Aeon: The many deaths of liberalism

So why do we read so often today that liberalism is in crisis, failing or already dead? Scholars and pundits of various ideological persuasions are busy signing death certificates and offering obituaries for liberalism, often without clearly defining what they mean by that term. Some claim that liberalism has failed to live up to its own promises. Others argue that it has become irrelevant precisely because it has succeeded in building a free society on allegedly dangerous foundations, such as individual autonomy, neutrality with regard to the good life, and free markets. These critics might differ among themselves, but they all seem to agree that liberalism can no longer solve our deep social, cultural, political and economic problems, and that it has become ‘unsustainable’.

Not coincidentally, all of these critics are living, writing and publishing in liberal countries. And they are demonstrating one of liberalism’s most successful features simply by participating in the quintessentially liberal enterprise of dialogue and disagreement under constitutional protections (with liberal limitations). These are, in fact, the only states in which actual competition for power and dissent is not just allowed but fostered. No one living in a totalitarian society has had the luxury of declaring liberalism, let alone totalitarianism, dead. Nevertheless, the pessimism of liberalism’s critics appears sensible, given the current depressing political climate, dominated by fears of the re-emergence of nationalistic populism reflected in Brexit and the rhetoric of, and policies pursued by, leaders such as Donald Trump in the United States, Vladimir Putin in Russia and Viktor Orbán in Hungary.   [...]

The intellectual attraction of liberalism’s jeopardy must be great indeed because liberalism has been declared dead so often.
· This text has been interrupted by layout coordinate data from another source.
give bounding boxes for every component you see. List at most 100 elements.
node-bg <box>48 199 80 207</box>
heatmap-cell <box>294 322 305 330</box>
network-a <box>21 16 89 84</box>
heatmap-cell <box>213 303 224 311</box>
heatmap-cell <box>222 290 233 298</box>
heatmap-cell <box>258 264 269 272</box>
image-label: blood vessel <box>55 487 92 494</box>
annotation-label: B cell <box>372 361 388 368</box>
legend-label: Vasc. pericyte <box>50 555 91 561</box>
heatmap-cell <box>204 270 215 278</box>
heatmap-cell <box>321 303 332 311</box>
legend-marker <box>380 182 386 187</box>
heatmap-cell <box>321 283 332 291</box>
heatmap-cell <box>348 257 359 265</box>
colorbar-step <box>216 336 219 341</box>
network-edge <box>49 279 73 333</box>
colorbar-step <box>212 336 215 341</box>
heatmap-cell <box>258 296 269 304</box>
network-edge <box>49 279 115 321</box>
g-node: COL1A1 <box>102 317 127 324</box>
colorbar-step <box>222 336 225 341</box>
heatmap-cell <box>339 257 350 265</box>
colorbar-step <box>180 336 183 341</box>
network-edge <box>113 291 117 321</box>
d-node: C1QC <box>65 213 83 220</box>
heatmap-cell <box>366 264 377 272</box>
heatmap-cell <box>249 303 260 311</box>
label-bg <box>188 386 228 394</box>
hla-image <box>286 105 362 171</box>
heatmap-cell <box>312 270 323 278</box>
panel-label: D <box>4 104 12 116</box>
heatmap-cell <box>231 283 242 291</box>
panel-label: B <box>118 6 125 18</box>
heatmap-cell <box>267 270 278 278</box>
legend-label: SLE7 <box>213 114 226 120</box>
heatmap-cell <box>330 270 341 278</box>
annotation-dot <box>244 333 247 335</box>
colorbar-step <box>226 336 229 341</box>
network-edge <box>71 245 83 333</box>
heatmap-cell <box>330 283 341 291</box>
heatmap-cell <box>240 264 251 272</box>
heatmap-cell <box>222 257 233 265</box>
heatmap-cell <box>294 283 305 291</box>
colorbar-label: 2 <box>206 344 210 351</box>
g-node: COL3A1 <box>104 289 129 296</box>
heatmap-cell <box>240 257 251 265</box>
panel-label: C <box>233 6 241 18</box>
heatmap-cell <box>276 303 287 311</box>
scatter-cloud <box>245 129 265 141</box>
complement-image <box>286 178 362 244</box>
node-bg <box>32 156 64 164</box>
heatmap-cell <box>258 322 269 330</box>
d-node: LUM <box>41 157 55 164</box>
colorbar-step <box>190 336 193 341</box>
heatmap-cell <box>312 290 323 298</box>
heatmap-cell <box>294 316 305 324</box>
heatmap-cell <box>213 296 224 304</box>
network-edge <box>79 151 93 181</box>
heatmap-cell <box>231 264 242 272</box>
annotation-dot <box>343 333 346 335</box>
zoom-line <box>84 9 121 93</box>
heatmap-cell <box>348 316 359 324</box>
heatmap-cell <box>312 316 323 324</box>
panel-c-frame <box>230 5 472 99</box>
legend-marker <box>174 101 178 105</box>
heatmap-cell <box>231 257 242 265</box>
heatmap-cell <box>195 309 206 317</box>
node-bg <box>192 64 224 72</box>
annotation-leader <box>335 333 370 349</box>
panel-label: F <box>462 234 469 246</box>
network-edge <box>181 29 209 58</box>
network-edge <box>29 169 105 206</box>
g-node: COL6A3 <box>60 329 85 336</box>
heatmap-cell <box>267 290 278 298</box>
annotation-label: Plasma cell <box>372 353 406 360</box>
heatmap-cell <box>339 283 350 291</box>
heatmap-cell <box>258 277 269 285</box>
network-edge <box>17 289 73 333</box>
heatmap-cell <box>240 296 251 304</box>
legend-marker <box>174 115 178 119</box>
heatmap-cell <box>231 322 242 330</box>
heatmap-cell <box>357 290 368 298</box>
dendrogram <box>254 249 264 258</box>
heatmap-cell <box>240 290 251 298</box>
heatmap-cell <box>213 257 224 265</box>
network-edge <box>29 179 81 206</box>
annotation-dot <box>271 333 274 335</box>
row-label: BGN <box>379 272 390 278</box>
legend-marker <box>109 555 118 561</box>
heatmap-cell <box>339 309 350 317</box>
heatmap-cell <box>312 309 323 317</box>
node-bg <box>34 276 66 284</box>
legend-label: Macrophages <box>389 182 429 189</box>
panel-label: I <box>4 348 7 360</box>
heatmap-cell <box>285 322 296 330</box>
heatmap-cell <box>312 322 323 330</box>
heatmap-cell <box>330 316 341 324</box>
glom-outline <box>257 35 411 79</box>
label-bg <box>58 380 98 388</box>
We conducted a Google Books Ngram analysis, which graphs the number of books containing a certain word or phrase as a percentage of all books in Google’s collection, numbering more than 30 million volumes at present. (We do not claim that the Ngram analysis presents a complete or completely accurate representation of publication frequency. We did not test alternative search terms, such as ‘liberalism is dead’ or ‘liberalism is dying’. Moreover, Google’s Ngram analysis does not capture many journal articles.) According to this analysis, liberalism first died in the late 1870s (although, according to Hirschman, it was already declared to be dying as early as the 1830s), then died some more at the turn of the 20th century, and has been dying almost continuously since 1920. [...]

The problem for anyone declaring the death of liberalism is that it has not one but several pillars and dimensions: legal, political, economic and moral (or religious). The weakening or disappearance of one or two liberal pillars or tenets would not be enough to declare liberalism as a whole dead. For example, one might express skepticism toward key liberal principles such as the commitments to individual agency and individual choice, while maintaining a commitment to freedom of expression. In the same vein, one might be skeptical toward unregulated markets or trade, but embrace other essential features of liberalism such as nondiscrimination under law, security of property rights and freedom of contract. Neither does liberalism require open borders, but it opposes limits on immigration based solely on what the potential immigrants look like, where they come from, what language they speak or their religious preferences.